I'm making a custom wrapper for the mysql_ functions when MySQLi, e.g. isn't available, and when it can't connect, it throws an exception. However, the fatal error output is this:
Fatal error: Uncaught exception 'Exception' with message 'Failed to connect to database.' in
C:\Program Files (x86)\Apache Software Foundation\Apache2.2\htdocs\MiniTicket\database.php:16
Stack trace:
#0C:\Program Files (x86)\Apache Software Foundation\Apache2.2\htdocs\MiniTicket\database.php(49):MySQL->__construct('localhost', 'miniticket', 'mtu:r!Nj@~qR6f9...')
#1C:\Program Files (x86)\Apache Software Foundation\Apache2.2\htdocs\MiniTicket\index.php(3):require_once('C:\Program File...')
#2 {main} thrown in C:\Program Files (x86)\Apache Software Foundation\Apache2.2\htdocs\MiniTicket\database.php on line 16
As you can see, my database password is clearly displayed for everyone to see. Not good. I don't want to turn these messages off, especially in development, but I don't want sensitive information displayed either.

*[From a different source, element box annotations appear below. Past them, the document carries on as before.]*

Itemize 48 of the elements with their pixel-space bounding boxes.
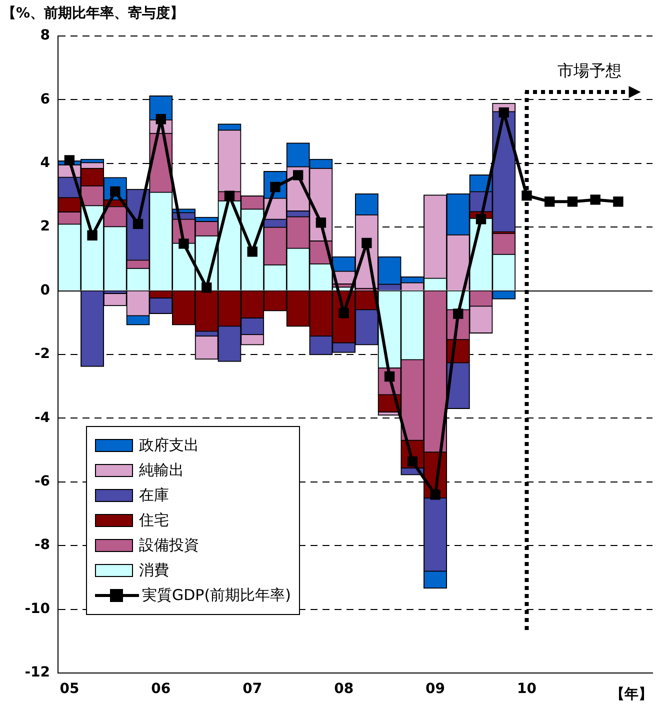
point	[544, 196, 555, 207]
point	[567, 196, 578, 207]
point	[64, 155, 75, 166]
point	[430, 490, 440, 500]
y-tick-label: -12	[24, 664, 50, 681]
point	[292, 170, 304, 180]
y-tick-label: -6	[34, 474, 50, 490]
y-tick-label: 8	[40, 28, 50, 44]
point	[316, 218, 326, 228]
y-axis-title: 【%、前期比年率、寄与度】	[2, 4, 184, 22]
point	[362, 238, 372, 248]
x-tick-label: 07	[242, 681, 262, 698]
x-tick-label: 06	[151, 681, 171, 698]
point	[498, 107, 509, 118]
x-tick-label: 10	[517, 681, 537, 698]
legend-label: 在庫	[139, 486, 169, 505]
x-axis-title: 【年】	[610, 686, 652, 703]
point	[247, 246, 258, 257]
legend-label: 消費	[139, 561, 169, 580]
legend-label: 純輸出	[139, 461, 184, 480]
point	[156, 114, 166, 124]
legend-label: 設備投資	[139, 536, 199, 555]
x-tick-label: 09	[426, 681, 446, 698]
y-tick-label: 6	[40, 91, 50, 108]
point	[87, 230, 98, 240]
y-tick-label: -2	[34, 346, 50, 362]
x-tick-label: 08	[334, 681, 354, 698]
point	[453, 308, 464, 319]
point	[590, 194, 600, 205]
legend-label: 実質GDP(前期比年率)	[142, 586, 291, 605]
legend-label: 住宅	[139, 511, 169, 530]
y-tick-label: -8	[34, 537, 50, 554]
legend-label: 政府支出	[139, 436, 199, 455]
point	[178, 238, 189, 249]
x-tick-label: 05	[60, 681, 80, 698]
point	[613, 196, 624, 207]
y-tick-label: 4	[40, 155, 50, 172]
y-tick-label: 0	[40, 282, 50, 298]
point	[132, 218, 144, 230]
y-tick-label: -10	[24, 600, 50, 617]
point	[407, 456, 418, 467]
point	[476, 214, 486, 224]
y-tick-label: -4	[34, 410, 50, 426]
point	[202, 282, 212, 293]
ref-line-label: 市場予想	[558, 61, 622, 80]
point	[338, 308, 349, 318]
point	[224, 190, 235, 201]
y-tick-label: 2	[40, 218, 50, 235]
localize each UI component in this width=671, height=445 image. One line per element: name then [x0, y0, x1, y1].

Using set_error_handler is also not a great solution, because I have to parse everything, and that's prone to error.
So... is there an easy way to disable the display of the parameters in a function inside an error message, preferably through PHP and not in some configuration file?
Edit: Disabling the filepath except for the filename would be a bonus, too.
You should separate your error handling between production and development where development displays the error information and production shows a friendly error message but does not output anything PHP does. Log the output to file instead.